Procedure InitDeltaSigA2D() is
VRCON=0b11101100 --    0xEC
CMCON=0b00000110   -- 0x06 two common ref comps with outputs
end procedure

;
; Delta Sigma A2D
; The below contains a lot of nops and goto next instruction. These
; are necessary to ensure each pass through the Elop1 takes the same
; amount of , no the path through the code.
;
Procedure DeltaSigA2D() is
assembler
         LOCAL    elop1,comphigh,complow,eat2cycles,endelop1,eat5cycles,exit1
--DeltaSigA2D
        clrf counter1
        clrf counter2
        clrf result_l
        clrf result_h
        movlw 0x03 ; set up for 2 analog comparators with common reference
        movwf cmcon
elop1:
        btfsc c1out ; is comparator high or low?
--        btfsc cmcon,c1out ; is comparator high or low?
        goto complow ; go the low route
comphigh:
        nop ; necessary to timing even
        bcf porta,3 ; porta.3 = 0
        incfsz result_l,f ; bump counter
        goto eat2cycles ;
        incf result_h,f ;
        goto endelop1 ;
complow:
        bsf porta,3 ; comparator is low
        nop ; necessary to keep timing even
        goto eat2cycles ; same here
eat2cycles:
        goto endelop1 ; eat 2 more cycles
endelop1:
        incfsz counter1,f ; count this lap through the elop1.
        goto eat5cycles ;
        incf counter2,f ;
        movf counter2,w ;
        andlw 0x04 ; are we done? (we're done when bit2 of
--        btfsc status,_z ; the high order byte overflows to 1).
        btfsc Z --status,z ; the high order byte overflows to 1).
        goto elop1 ;
        goto exit1
eat5cycles:
        nop  -- this really seems to hate the goto $+1, keeps resetting.
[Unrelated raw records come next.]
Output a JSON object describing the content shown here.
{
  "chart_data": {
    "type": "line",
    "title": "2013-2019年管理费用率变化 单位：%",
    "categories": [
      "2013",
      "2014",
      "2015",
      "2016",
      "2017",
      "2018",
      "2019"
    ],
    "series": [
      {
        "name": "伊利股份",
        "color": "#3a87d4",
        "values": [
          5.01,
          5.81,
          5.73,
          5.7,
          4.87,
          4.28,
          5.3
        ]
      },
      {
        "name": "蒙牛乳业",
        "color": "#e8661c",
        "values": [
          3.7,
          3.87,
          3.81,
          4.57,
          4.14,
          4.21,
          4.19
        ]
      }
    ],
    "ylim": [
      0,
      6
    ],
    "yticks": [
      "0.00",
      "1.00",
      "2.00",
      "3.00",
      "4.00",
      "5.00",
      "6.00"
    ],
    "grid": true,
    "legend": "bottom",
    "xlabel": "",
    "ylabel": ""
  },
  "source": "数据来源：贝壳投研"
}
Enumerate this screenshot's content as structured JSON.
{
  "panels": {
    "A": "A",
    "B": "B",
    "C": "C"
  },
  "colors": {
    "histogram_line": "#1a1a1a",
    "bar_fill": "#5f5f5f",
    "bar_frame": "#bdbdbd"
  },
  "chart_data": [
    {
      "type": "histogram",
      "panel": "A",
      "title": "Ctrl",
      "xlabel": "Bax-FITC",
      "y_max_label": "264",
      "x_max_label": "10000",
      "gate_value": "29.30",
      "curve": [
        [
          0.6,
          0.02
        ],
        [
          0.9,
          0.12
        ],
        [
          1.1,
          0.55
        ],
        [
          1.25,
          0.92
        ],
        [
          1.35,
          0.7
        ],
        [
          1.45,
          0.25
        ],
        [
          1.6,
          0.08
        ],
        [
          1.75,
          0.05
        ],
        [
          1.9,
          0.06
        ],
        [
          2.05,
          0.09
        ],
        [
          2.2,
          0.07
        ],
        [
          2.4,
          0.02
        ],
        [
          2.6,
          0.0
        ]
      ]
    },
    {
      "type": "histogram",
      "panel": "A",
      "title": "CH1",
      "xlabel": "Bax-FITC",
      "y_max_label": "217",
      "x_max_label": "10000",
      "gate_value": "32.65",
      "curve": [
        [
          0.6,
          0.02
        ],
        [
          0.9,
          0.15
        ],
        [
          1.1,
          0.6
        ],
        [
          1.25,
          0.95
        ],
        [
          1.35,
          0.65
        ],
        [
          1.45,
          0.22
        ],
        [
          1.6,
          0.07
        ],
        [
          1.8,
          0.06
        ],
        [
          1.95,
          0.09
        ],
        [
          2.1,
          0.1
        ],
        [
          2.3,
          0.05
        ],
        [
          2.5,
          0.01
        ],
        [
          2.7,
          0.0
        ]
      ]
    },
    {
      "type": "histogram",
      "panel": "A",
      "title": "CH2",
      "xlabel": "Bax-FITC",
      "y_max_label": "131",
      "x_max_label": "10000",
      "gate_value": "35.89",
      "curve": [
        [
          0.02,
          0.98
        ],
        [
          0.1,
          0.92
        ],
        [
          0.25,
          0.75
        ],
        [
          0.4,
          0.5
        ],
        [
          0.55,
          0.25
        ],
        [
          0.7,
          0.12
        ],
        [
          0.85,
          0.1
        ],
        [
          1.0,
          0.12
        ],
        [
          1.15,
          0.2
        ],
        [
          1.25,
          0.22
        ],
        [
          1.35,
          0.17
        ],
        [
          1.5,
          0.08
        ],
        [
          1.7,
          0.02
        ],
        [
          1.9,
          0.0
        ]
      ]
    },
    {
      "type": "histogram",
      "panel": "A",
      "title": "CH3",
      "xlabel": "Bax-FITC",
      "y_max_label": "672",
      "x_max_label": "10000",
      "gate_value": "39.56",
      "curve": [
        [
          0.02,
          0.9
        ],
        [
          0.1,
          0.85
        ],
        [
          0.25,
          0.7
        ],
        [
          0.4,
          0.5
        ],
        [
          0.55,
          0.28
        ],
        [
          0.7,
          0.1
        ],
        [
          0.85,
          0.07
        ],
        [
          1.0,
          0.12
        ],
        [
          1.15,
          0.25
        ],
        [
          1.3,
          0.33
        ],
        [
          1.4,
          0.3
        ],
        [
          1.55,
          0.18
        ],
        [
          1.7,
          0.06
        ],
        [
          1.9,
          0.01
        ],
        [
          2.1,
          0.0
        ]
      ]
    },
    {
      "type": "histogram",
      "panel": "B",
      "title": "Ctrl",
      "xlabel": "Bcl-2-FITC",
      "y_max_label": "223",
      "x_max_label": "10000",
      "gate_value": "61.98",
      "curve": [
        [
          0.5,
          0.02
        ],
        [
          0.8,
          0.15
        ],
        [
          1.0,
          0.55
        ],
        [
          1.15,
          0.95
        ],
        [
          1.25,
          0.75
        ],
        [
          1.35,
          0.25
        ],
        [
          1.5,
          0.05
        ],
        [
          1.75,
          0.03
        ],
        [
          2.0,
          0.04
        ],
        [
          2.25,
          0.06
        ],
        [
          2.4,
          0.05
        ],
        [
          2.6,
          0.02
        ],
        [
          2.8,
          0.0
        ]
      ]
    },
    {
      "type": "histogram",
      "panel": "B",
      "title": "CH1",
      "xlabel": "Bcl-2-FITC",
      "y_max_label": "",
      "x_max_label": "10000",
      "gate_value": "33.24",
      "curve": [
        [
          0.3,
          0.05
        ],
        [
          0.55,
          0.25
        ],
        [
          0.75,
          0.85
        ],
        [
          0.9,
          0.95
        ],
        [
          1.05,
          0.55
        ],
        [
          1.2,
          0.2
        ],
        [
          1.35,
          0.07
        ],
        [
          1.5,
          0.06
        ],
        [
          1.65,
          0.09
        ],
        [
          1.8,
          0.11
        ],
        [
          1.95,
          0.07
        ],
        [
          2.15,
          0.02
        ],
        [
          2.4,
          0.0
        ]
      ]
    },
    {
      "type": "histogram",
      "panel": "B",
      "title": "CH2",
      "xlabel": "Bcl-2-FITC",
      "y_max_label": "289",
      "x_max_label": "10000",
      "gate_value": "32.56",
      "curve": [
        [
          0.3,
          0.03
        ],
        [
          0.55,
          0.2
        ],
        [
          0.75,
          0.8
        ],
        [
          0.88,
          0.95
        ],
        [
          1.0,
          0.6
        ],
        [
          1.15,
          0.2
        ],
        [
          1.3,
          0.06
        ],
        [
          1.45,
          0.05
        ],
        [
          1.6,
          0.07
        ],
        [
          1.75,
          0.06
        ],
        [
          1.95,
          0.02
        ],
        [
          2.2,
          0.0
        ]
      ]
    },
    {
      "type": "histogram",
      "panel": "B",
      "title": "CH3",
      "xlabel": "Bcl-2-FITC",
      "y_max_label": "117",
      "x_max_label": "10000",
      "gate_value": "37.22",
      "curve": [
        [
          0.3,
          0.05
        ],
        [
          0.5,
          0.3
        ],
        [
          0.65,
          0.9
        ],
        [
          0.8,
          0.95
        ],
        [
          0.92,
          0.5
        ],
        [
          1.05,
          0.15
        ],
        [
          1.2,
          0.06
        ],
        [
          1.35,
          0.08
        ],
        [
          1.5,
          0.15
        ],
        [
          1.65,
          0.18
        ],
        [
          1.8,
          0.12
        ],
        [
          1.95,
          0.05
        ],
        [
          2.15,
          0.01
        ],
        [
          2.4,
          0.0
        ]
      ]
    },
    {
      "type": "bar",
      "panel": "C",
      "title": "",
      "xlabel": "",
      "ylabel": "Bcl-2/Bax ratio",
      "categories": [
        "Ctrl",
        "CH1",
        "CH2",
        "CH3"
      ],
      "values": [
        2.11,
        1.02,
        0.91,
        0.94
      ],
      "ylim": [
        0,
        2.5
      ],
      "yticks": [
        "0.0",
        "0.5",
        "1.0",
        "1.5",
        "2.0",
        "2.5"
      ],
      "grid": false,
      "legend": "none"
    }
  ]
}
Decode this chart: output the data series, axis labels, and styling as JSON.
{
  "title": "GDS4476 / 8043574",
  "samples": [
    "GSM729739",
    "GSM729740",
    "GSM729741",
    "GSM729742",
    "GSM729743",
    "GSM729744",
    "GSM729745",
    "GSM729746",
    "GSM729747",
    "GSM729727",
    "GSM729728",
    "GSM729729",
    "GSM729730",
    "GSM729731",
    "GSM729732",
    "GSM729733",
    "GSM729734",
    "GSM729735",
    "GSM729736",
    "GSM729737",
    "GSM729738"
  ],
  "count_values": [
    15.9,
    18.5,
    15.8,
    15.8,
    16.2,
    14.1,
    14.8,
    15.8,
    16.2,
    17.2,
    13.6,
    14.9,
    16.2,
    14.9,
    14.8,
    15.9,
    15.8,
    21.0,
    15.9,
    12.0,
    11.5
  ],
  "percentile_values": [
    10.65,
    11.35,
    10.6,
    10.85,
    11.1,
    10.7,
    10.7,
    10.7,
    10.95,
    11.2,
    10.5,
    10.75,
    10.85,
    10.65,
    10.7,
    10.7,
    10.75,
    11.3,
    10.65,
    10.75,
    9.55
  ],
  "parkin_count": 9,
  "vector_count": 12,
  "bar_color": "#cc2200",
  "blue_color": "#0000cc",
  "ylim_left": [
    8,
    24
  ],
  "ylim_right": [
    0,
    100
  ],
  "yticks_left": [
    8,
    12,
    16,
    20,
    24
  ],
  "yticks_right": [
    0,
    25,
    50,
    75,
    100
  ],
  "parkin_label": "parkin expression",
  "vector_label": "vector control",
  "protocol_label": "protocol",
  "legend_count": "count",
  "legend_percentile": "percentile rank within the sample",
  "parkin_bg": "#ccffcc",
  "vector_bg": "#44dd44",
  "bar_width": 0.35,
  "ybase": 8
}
I am not so short of code space, case to be made to turn everything into nops
        nop
        --goto +1 ; more wasted time to keep the elop1s even
        nop ;
        goto elop1 ;
exit1:
        movlw 0x06 ; set up for 2 analog comparators with common reference
        movwf cmcon
end assembler
end procedure

function rescale(WORD IN value) RETURN WORD is
-- 1024 corresponds to 5V
-- multiply by 50000/1024 (~49)
var word temp =value*49
temp=temp/100 -- now lose excess precision
return temp

end function

InitDeltaSigA2D()

print_string(serial_hw_data,booted)

forever loop
DeltaSigA2D()
result=word(result_h)*256 + word(result_l) -- you must explicity make result_h a word as described on p11 of JAL manual
result=rescale(result)
format_word_dec(serial_hw_data, result, 3, 2)
serial_hw_data = " "
serial_hw_data = 13 -- CR
serial_hw_data = 10 -- LF
delay_1ms(500)   -- this is purely to allow the terminal display to catch up and not overload buffer of the slow device
end loop

Files

adc_test_16f628_v03.jal

and the hex file

adc_test_16f628_v03.hex

There’s a case to be made for using a voltage reference and setting it to be some convenient power of 2 like 2.05 V to save all the messy integer calculation in rescale

This is a video of the display on the serial port compared with a multimeter on the input, connected to a 5k pot between 0V and +5V. I should have moved the control a bit slower to allow the 0.5s sampling to catch up at times, but it shows it is reasonably accurate.